HealthDay News — The 2018 to 2019 influenza vaccine effectiveness (VE) was about 40% to 60% for reducing pediatric influenza A-associated hospitalizations and emergency department visits, according to a study published online in Pediatrics.
Angela P. Campbell, MD, MPH, from the US Centers for Disease Control and Prevention in Atlanta, and colleagues tested children aged 6 months to 17 years with acute respiratory illness for influenza using molecular assays. Vaccination status was examined based on parental report, state immunization information systems, and/or provider reports. VE was estimated using a test-negative design comparing the odds of vaccination for children testing positive vs negative for influenza.

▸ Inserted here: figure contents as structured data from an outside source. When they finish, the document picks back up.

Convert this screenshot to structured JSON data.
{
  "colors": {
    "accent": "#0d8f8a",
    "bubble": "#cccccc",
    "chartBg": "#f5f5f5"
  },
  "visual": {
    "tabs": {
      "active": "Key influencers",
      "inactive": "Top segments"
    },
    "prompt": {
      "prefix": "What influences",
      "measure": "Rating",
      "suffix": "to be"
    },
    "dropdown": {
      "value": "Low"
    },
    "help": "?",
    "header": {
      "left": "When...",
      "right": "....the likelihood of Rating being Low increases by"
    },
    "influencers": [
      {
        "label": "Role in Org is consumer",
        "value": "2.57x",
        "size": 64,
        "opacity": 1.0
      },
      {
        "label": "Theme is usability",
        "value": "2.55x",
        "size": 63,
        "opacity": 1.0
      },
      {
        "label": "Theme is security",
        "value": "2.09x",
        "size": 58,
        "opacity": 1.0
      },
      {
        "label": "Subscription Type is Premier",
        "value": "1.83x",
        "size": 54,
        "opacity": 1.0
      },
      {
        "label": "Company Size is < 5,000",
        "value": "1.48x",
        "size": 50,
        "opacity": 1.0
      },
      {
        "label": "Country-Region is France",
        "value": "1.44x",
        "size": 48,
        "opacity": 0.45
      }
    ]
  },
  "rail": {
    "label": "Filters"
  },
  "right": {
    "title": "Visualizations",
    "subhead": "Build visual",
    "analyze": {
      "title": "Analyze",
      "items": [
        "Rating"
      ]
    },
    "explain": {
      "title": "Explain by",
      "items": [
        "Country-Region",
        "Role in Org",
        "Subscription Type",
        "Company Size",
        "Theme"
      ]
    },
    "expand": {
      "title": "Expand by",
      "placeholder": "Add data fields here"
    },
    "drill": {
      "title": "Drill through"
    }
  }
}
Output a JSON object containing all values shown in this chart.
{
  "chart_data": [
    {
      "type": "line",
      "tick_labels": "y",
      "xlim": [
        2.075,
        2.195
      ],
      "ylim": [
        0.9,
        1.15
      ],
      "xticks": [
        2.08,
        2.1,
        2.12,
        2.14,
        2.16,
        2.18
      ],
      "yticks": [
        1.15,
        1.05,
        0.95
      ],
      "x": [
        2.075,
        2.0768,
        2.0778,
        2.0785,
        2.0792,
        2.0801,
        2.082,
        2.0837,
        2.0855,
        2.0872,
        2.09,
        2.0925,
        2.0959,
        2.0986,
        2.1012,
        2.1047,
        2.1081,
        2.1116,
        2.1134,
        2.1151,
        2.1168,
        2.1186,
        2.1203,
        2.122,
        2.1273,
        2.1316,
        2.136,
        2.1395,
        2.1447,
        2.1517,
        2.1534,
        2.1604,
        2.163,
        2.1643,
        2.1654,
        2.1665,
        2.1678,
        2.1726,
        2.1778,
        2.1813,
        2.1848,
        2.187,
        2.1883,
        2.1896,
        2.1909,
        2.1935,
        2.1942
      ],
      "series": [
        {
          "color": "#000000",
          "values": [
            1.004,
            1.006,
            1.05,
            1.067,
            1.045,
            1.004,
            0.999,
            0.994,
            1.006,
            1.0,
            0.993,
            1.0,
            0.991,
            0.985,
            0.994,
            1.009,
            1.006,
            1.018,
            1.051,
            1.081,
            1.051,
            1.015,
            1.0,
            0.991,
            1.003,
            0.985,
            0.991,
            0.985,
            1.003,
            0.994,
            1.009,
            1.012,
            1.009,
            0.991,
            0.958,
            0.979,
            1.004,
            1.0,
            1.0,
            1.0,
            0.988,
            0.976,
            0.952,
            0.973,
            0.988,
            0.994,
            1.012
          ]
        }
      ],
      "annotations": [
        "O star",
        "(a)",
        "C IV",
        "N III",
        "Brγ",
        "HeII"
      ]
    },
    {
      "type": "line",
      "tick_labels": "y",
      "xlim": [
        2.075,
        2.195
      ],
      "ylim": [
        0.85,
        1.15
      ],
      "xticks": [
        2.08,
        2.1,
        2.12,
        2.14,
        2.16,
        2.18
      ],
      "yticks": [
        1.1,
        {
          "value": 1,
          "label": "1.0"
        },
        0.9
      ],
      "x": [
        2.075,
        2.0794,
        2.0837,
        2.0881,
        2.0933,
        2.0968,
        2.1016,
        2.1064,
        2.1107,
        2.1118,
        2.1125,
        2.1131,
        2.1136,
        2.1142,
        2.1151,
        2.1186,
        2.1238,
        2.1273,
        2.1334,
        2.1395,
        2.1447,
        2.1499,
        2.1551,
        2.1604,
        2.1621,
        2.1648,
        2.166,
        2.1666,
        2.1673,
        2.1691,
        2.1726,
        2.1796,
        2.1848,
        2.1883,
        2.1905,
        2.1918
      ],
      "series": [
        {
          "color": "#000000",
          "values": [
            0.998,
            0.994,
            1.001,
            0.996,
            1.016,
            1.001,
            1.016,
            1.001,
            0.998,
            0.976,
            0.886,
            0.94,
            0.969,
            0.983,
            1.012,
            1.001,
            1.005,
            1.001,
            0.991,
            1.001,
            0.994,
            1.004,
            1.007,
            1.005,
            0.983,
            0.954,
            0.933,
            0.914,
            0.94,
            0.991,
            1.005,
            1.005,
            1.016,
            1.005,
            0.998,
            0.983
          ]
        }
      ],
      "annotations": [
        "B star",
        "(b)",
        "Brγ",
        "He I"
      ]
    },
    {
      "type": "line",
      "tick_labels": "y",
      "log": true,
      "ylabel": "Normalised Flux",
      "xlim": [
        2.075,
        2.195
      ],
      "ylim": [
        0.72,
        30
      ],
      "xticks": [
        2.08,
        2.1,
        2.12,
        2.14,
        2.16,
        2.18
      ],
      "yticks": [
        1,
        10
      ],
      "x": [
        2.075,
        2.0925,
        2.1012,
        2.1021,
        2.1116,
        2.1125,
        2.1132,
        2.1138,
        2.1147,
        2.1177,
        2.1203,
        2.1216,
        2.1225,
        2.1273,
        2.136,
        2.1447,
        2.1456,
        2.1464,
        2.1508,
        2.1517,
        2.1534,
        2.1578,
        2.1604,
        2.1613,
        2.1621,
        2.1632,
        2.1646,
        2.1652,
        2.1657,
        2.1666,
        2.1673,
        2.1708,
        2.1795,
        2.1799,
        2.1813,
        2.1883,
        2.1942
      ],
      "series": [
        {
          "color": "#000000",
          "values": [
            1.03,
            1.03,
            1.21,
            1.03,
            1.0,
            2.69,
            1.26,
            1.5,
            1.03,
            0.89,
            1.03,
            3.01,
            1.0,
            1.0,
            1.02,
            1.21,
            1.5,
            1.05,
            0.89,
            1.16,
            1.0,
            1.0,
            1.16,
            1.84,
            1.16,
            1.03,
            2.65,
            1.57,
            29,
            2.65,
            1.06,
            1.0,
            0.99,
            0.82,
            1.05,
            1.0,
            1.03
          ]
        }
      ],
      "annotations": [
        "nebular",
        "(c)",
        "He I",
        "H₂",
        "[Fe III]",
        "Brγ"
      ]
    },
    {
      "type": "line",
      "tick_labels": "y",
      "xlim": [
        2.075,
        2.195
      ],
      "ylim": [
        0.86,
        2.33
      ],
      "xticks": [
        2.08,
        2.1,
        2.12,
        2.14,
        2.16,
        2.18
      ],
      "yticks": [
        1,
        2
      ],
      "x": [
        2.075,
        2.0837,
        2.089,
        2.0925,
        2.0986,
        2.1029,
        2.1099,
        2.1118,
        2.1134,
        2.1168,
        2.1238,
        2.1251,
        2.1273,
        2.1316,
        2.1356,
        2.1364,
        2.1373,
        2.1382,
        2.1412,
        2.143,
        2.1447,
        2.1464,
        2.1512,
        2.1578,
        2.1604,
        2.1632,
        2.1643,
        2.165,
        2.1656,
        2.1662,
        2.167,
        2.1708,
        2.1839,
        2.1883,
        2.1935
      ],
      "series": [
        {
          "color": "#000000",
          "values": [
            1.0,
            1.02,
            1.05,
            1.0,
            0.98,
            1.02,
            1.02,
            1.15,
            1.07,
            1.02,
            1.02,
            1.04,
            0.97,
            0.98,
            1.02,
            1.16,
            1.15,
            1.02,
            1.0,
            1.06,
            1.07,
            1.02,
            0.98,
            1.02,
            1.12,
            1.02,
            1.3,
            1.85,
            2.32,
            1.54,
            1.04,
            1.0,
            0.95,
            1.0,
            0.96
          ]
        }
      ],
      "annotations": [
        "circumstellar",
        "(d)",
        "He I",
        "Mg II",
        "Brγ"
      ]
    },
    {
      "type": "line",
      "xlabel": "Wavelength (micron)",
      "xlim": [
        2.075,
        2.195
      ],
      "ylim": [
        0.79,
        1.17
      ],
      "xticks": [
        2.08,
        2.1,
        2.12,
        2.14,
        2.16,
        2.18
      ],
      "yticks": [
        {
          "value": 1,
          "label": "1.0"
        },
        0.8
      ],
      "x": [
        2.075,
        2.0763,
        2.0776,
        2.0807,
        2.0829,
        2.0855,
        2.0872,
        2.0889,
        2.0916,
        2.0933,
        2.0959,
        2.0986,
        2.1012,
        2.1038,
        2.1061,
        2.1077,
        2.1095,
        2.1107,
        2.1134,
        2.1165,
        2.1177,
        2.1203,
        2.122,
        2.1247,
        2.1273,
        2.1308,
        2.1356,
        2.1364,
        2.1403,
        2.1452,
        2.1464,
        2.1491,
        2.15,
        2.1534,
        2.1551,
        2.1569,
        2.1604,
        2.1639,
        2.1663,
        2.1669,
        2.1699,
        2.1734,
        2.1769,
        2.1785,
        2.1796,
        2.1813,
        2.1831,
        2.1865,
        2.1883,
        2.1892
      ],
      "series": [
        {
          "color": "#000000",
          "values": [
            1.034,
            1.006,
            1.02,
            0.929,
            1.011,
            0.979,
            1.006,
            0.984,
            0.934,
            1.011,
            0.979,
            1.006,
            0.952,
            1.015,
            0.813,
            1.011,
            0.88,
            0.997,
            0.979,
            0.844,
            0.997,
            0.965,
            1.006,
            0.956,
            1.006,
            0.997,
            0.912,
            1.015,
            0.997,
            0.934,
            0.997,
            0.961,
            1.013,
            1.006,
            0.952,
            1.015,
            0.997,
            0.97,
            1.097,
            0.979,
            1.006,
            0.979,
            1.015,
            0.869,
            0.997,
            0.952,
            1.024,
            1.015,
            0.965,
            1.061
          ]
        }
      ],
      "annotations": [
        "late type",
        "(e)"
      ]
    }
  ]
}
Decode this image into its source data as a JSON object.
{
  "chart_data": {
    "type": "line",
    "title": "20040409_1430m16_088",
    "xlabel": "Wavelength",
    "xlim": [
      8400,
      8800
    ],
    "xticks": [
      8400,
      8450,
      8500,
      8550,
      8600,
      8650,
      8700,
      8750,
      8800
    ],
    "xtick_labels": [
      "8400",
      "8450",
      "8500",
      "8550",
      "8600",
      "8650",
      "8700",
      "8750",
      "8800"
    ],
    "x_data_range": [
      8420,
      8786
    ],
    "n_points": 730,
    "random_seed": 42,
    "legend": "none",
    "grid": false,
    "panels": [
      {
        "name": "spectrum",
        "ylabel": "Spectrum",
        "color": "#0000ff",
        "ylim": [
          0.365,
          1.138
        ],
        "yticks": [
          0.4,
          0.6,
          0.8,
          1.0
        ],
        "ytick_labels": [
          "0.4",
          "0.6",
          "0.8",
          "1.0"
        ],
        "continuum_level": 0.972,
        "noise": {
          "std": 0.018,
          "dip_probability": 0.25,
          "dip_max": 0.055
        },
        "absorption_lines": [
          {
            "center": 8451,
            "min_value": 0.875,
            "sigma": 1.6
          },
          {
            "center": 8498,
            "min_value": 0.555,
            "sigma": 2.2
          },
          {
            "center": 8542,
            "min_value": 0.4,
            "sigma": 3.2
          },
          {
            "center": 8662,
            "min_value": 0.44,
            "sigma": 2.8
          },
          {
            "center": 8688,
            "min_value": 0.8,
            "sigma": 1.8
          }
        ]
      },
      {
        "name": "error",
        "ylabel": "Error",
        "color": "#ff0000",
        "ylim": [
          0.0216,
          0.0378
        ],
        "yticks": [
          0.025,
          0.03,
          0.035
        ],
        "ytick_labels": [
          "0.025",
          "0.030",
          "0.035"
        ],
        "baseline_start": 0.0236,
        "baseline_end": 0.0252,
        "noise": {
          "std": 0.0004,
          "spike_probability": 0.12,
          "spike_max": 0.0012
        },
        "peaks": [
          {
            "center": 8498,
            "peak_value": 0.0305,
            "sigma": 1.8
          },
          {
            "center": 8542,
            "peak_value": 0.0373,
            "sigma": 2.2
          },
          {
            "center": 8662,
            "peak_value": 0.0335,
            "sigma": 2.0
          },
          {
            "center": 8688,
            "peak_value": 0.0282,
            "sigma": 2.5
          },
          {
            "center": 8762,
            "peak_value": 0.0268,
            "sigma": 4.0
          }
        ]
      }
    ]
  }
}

The researchers found that 13% of 1792 inpatients were influenza-positive: 47%, 36%, 9%, and 7% for influenza A(H3N2), A(H1N1)pdm09, A (not subtyped), and B viruses, respectively. Twenty-two percent of the 1944 children with emergency department visits were positive for influenza: 48%, 35%, 11%, and 5% for A(H3N2), A(H1N1)pdm09, A (not subtyped), and B viruses, respectively. VE was 41% against any influenza-related hospitalizations: 41% and 47% for A(H3N2) and A(H1N1)pdm09, respectively. VE was 51% against any influenza-related emergency department visits: 39% and 61% against A(H3N2) and A(H1N1)pdm09, respectively.
“The vaccine was ~40% effective against A(H3N2)-related hospitalizations and emergency department visits, even in a season when antigenically drifted clade 3C.3a influenza viruses were the predominant circulating A(H3N2) viruses,” the authors write.
Several authors disclosed financial ties to the pharmaceutical industry.